On a related note, telling me that my abilities are incongruent, isn’t going to help me. I know they are. I know I’m sometimes able to do things that I can’t do at other times. I know I’m able to do seemingly complex tasks but not simple ones sometimes. I know I can have quite spontaneous-looking, appropriate conversations sometimes and barely make any sense of my words at other times. Telling me this is not possible is denying the obvious. Telling me this is not appropriate is like telling a blind person to look harder because they can hear fine or telling a person who is night blind that they should be able to see in the dark because they could see fine during the day. (I know many night blind people are also partially sighted, but I’m simplifying the situatioon a bit.) It’s not like developmetal disabilities like autism are any less real than visual impairment just because they’re more difficult to understand and seemingly easier to overcome through behavior modification.

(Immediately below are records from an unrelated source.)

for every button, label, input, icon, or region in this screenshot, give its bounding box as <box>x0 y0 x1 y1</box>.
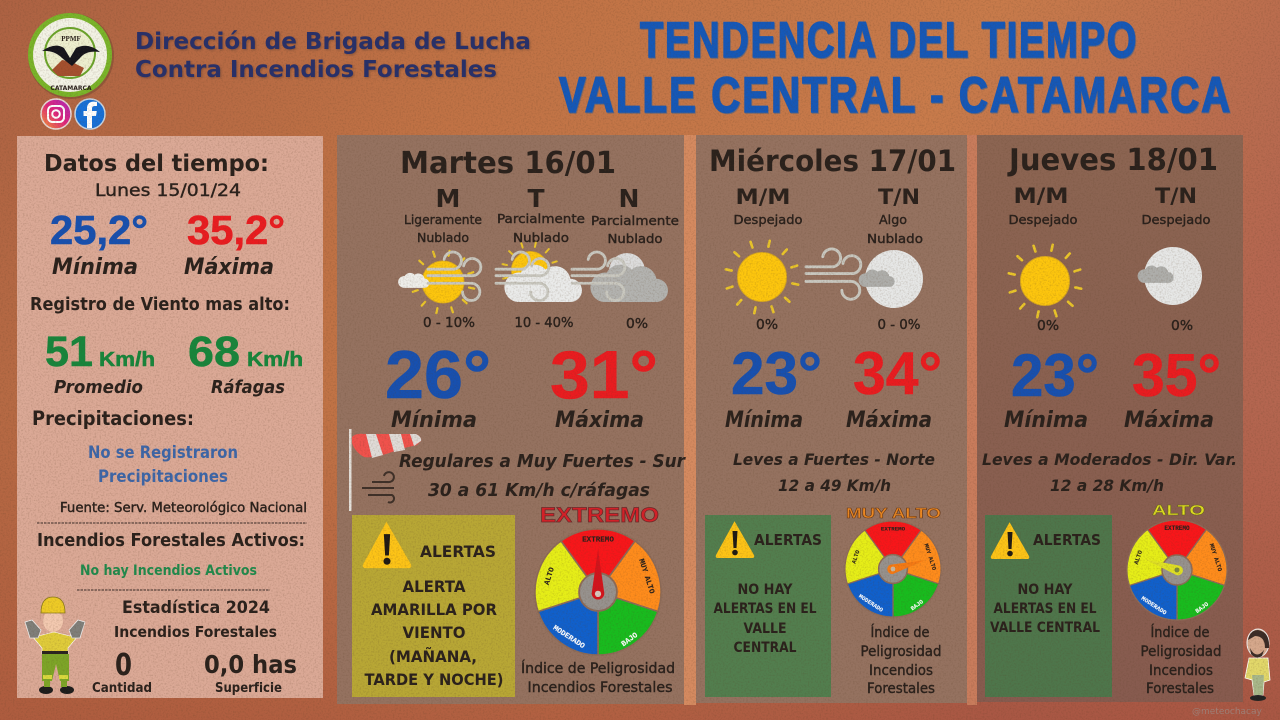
statistics: Cantidad <box>92 680 152 696</box>
header: institution name <box>135 27 531 83</box>
sky description: Despejado <box>1142 212 1210 227</box>
wind forecast: 12 a 49 Km/h <box>778 476 891 495</box>
gauge caption: Forestales <box>867 681 935 697</box>
alert text: AMARILLA POR <box>371 600 497 619</box>
wind gusts <box>188 328 303 398</box>
danger level label: alto: ALTO <box>1152 502 1205 519</box>
wind average: Promedio <box>54 377 143 398</box>
sky description: mañana <box>404 212 482 245</box>
minimum temperature: 23° <box>731 340 822 407</box>
maximum temperature <box>1124 342 1221 433</box>
wind forecast: Regulares a Muy Fuertes - Sur <box>399 451 686 472</box>
alert text: VIENTO <box>402 623 466 642</box>
heading: incendios activos: Incendios Forestales Activos: <box>37 530 305 551</box>
precipitation probabilities: 10 - 40% <box>514 315 574 331</box>
sky description: noche <box>591 213 679 246</box>
minimum temperature: 23° <box>1011 342 1099 409</box>
wind forecast <box>733 450 935 495</box>
gauge caption: Forestales <box>1146 681 1214 697</box>
icon: forecaster caricature <box>1245 629 1270 701</box>
gauge: fire danger extremo: ALTO <box>544 566 557 586</box>
logo: brigade badge: CATAMARCA <box>50 85 92 92</box>
statistics: 0,0 has <box>204 650 297 679</box>
heading: datos del tiempo: Datos del tiempo: <box>44 151 269 177</box>
precipitation probabilities <box>756 317 921 333</box>
gauge caption: Incendios <box>1149 663 1213 679</box>
maximum temperature <box>184 207 285 280</box>
statistics: 0 <box>115 648 132 683</box>
alert box: amarilla <box>352 515 515 697</box>
gauge caption: Incendios Forestales <box>528 680 672 696</box>
sky description: mañana: Ligeramente <box>404 212 482 227</box>
alert box: no alerts <box>985 515 1112 697</box>
date: Lunes 15/01/24 <box>95 181 241 201</box>
panel: martes <box>337 135 686 704</box>
statistics: Estadística 2024 <box>122 598 270 618</box>
column labels: T/N <box>878 185 920 209</box>
column labels <box>736 185 920 209</box>
gauge caption: Peligrosidad <box>1140 644 1222 660</box>
gauge: fire danger muy alto: MODERADO <box>857 593 885 614</box>
alert text: VALLE CENTRAL <box>990 620 1100 636</box>
icon: wind <box>806 249 861 299</box>
alert text: ALERTAS EN EL <box>994 601 1097 617</box>
heading: viento: Registro de Viento mas alto: <box>30 295 290 315</box>
gauge: fire danger alto: EXTREMO <box>1164 525 1190 532</box>
maximum temperature: Máxima <box>555 408 644 433</box>
gauge: fire danger alto: MODERADO <box>1140 595 1168 617</box>
statistics: Incendios Forestales <box>114 623 277 641</box>
gauge: fire danger muy alto: MUY ALTO <box>922 543 938 572</box>
wind forecast <box>399 451 686 501</box>
danger level label: extremo: EXTREMO <box>540 504 659 527</box>
alert heading: ALERTAS <box>754 531 822 549</box>
gauge: fire danger alto: ALTO <box>1133 549 1144 565</box>
gauge: fire danger extremo: EXTREMO <box>582 537 614 545</box>
precipitation probabilities: 0 - 10% <box>423 315 475 331</box>
wind average: 51 <box>45 328 93 376</box>
sky description: Algo <box>879 212 907 227</box>
precipitation probabilities: 0% <box>756 317 778 333</box>
alert text <box>714 582 817 656</box>
minimum temperature: Mínima <box>1004 408 1088 433</box>
precipitation probabilities: 0 - 0% <box>878 317 921 333</box>
icon: sun with cloud and wind <box>398 237 488 327</box>
sky description <box>1008 212 1210 227</box>
danger level label: muy alto: MUY ALTO <box>846 505 941 522</box>
header: institution name: Contra Incendios Forestales <box>135 55 497 83</box>
wind forecast <box>982 450 1237 495</box>
gauge: fire danger alto: MUY ALTO <box>1208 543 1223 573</box>
maximum temperature: 34° <box>853 340 942 407</box>
wind average <box>45 328 155 398</box>
gauge caption: Índice de Peligrosidad <box>521 660 675 677</box>
icon: moon with cloud <box>1138 247 1202 305</box>
alert box: no alerts <box>705 515 831 697</box>
icon: firefighter mascot <box>25 597 85 694</box>
column labels: T/N <box>1155 184 1197 208</box>
column labels: M <box>436 184 460 213</box>
column labels <box>1014 184 1197 208</box>
sky description: noche: Parcialmente <box>591 213 679 228</box>
wind gusts: Ráfagas <box>211 377 285 398</box>
gauge caption <box>1140 624 1222 697</box>
minimum temperature: Mínima <box>52 255 138 280</box>
gauge: fire danger muy alto <box>845 521 941 617</box>
sky description: noche: Nublado <box>608 231 662 246</box>
alert text <box>990 582 1100 636</box>
panel: datos del tiempo <box>17 136 323 698</box>
gauge: fire danger muy alto: BAJO <box>909 598 925 612</box>
sky description: mañana: Nublado <box>417 230 469 245</box>
minimum temperature: Mínima <box>391 408 477 433</box>
icon: facebook <box>75 99 105 129</box>
icon: instagram <box>41 99 71 129</box>
gauge: fire danger muy alto: EXTREMO <box>881 526 906 533</box>
icon: sun <box>993 229 1097 333</box>
sky description <box>734 212 923 246</box>
icon: warning triangle <box>991 522 1029 559</box>
gauge: fire danger alto: BAJO <box>1194 600 1210 615</box>
precipitation probabilities: 0% <box>1171 318 1193 334</box>
maximum temperature: 31° <box>550 337 658 413</box>
column labels <box>436 184 639 213</box>
maximum temperature: Máxima <box>1124 408 1214 433</box>
precipitation probabilities: 0% <box>626 316 648 332</box>
precipitation probabilities <box>1037 318 1193 334</box>
precipitation probabilities <box>423 315 648 332</box>
heading: precipitaciones: Precipitaciones: <box>32 407 194 430</box>
sky description: tarde <box>497 211 585 245</box>
alert text: (MAÑANA, <box>389 647 477 666</box>
column labels: N <box>619 184 639 213</box>
gauge: fire danger extremo <box>535 529 661 655</box>
minimum temperature <box>1004 342 1099 433</box>
maximum temperature: Máxima <box>184 255 274 280</box>
minimum temperature: Mínima <box>725 408 803 433</box>
icon: small wind <box>362 472 394 503</box>
column labels: T <box>527 184 545 213</box>
title <box>559 13 1230 123</box>
statistics: Superficie <box>215 680 282 696</box>
icon: windsock <box>349 429 421 511</box>
gauge caption <box>860 624 942 697</box>
icon: warning triangle <box>716 521 754 558</box>
precipitation note: Precipitaciones <box>98 467 228 487</box>
alert text: TARDE Y NOCHE) <box>364 670 504 689</box>
title: VALLE CENTRAL - CATAMARCA <box>559 67 1230 123</box>
logo: brigade badge <box>28 13 114 99</box>
sky description: tarde: Nublado <box>513 230 569 245</box>
alert text: CENTRAL <box>734 640 797 656</box>
minimum temperature: 25,2° <box>50 207 148 253</box>
minimum temperature <box>725 340 822 433</box>
gauge caption: Peligrosidad <box>860 644 942 660</box>
wind gusts: 68 <box>188 328 240 376</box>
alert text: NO HAY <box>1018 582 1073 598</box>
panel: jueves <box>977 135 1243 702</box>
wind forecast: 30 a 61 Km/h c/ráfagas <box>428 480 650 501</box>
wind forecast: 12 a 28 Km/h <box>1050 476 1164 495</box>
minimum temperature <box>50 207 148 280</box>
heading: martes: Martes 16/01 <box>400 146 616 181</box>
icon: moon with cloud <box>859 250 923 308</box>
credit: @meteochacay <box>1192 707 1263 717</box>
icon: sun <box>710 225 814 329</box>
precipitation note: No se Registraron <box>88 443 238 463</box>
wind gusts: Km/h <box>247 349 303 371</box>
alert text: VALLE <box>744 621 786 637</box>
active fires note: No hay Incendios Activos <box>80 563 257 579</box>
gauge caption: Índice de <box>870 624 930 641</box>
precipitation note <box>88 443 238 487</box>
gauge caption: Índice de <box>1150 624 1210 641</box>
icon: warning triangle <box>363 522 411 568</box>
precipitation probabilities: 0% <box>1037 318 1059 334</box>
gauge caption: Incendios <box>869 663 933 679</box>
alert heading: ALERTAS <box>1033 531 1101 549</box>
gauge: fire danger extremo: BAJO <box>620 631 640 649</box>
maximum temperature <box>846 340 942 433</box>
gauge: fire danger muy alto: ALTO <box>851 549 862 565</box>
wind forecast: Leves a Moderados - Dir. Var. <box>982 450 1237 469</box>
icon: partly cloudy with wind <box>490 230 582 310</box>
gauge caption <box>521 660 675 696</box>
column labels: M/M <box>736 185 790 209</box>
sky description: Despejado <box>734 212 802 227</box>
icon: night cloud with wind <box>572 252 668 302</box>
wind average: Km/h <box>99 349 155 371</box>
alert text: ALERTA <box>402 577 466 596</box>
panel: miércoles <box>696 135 967 703</box>
sky description: tarde: Parcialmente <box>497 211 585 226</box>
maximum temperature: Máxima <box>846 408 932 433</box>
heading: miércoles: Miércoles 17/01 <box>709 144 956 178</box>
alert text: ALERTAS EN EL <box>714 601 817 617</box>
gauge: fire danger extremo: MUY ALTO <box>636 558 655 595</box>
statistics <box>92 598 297 696</box>
minimum temperature: 26° <box>385 337 491 413</box>
column labels: M/M <box>1014 184 1068 208</box>
maximum temperature: 35° <box>1132 342 1221 409</box>
alert heading: ALERTAS <box>420 542 496 561</box>
gauge: fire danger extremo: MODERADO <box>551 625 586 651</box>
source: Fuente: Serv. Meteorológico Nacional <box>60 501 307 516</box>
sky description: Despejado <box>1008 212 1078 227</box>
heading: jueves: Jueves 18/01 <box>1007 143 1218 178</box>
header: institution name: Dirección de Brigada de Lucha <box>135 27 531 55</box>
alert text: NO HAY <box>738 582 793 598</box>
wind forecast: Leves a Fuertes - Norte <box>733 450 935 469</box>
maximum temperature: 35,2° <box>187 207 285 253</box>
logo: brigade badge: PPMF <box>61 35 81 43</box>
alert text <box>364 577 504 689</box>
title: TENDENCIA DEL TIEMPO <box>640 13 1136 68</box>
sky description: Nublado <box>867 231 923 246</box>
gauge: fire danger alto <box>1127 520 1227 620</box>
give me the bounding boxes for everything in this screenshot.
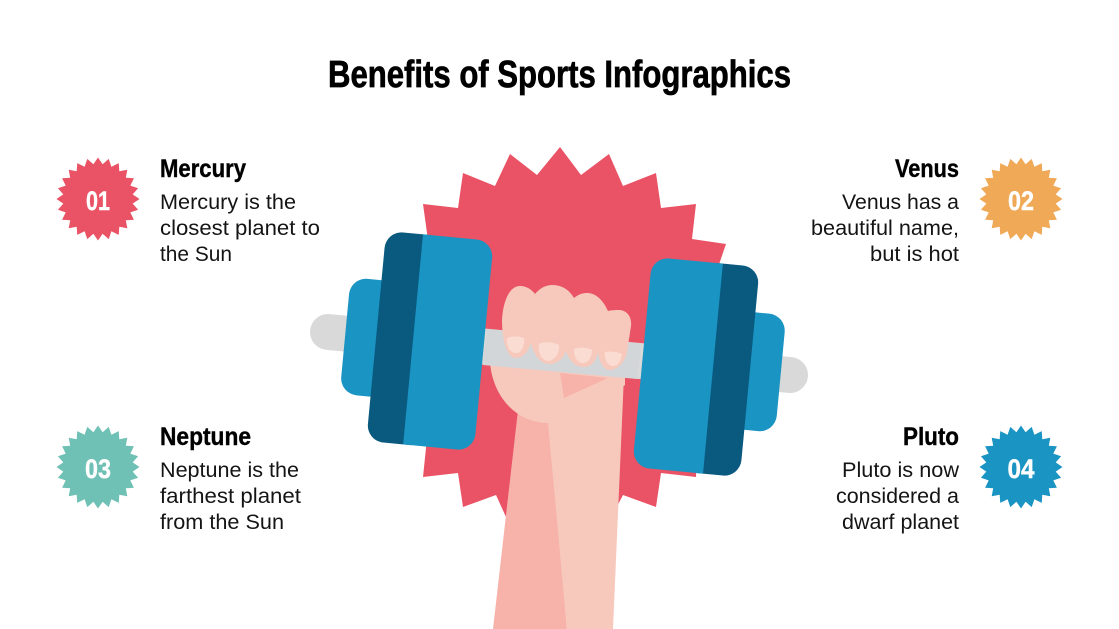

Let me talk about that now: behavior modification. I was going to write a separate post on that, and maybe I will write one more. Here’s the thing: telling me to “use my words” will most likely get me to pull out a script. You didn’t know I had them, clueless neurotypical who knows me just enough to see my non-autistic appearance but not well enough to truly listen? I may have somewhat more elaborate scritpts than the example Neurodivergent gave, but I do have them. This is why, when I’m interrupted or distracted while executing the script for telling the staff I’m distressed and need help, I often end up having a meltdown. And this script gets interrupted a lot of the time, oftentimes even by staff. They want exact explanations of what I want or need from them, even if they know pretty well what I need. I’ve sometimes gotten to ask for my PRN when that’s not what I needed just because it was the shortest script in that part of my brain I could access. Asking for some quiet time with a staff member, which is what mostly helps me, is a much harder script to execute. Please know: “Can I say something/ I’m distressed,” is not okay. It’s got to be: “Can I please speak to you in a quiet place for a bit when you’ve got the time? I’m distressed.” Sometimes I think it’s NTs who are literal-minded.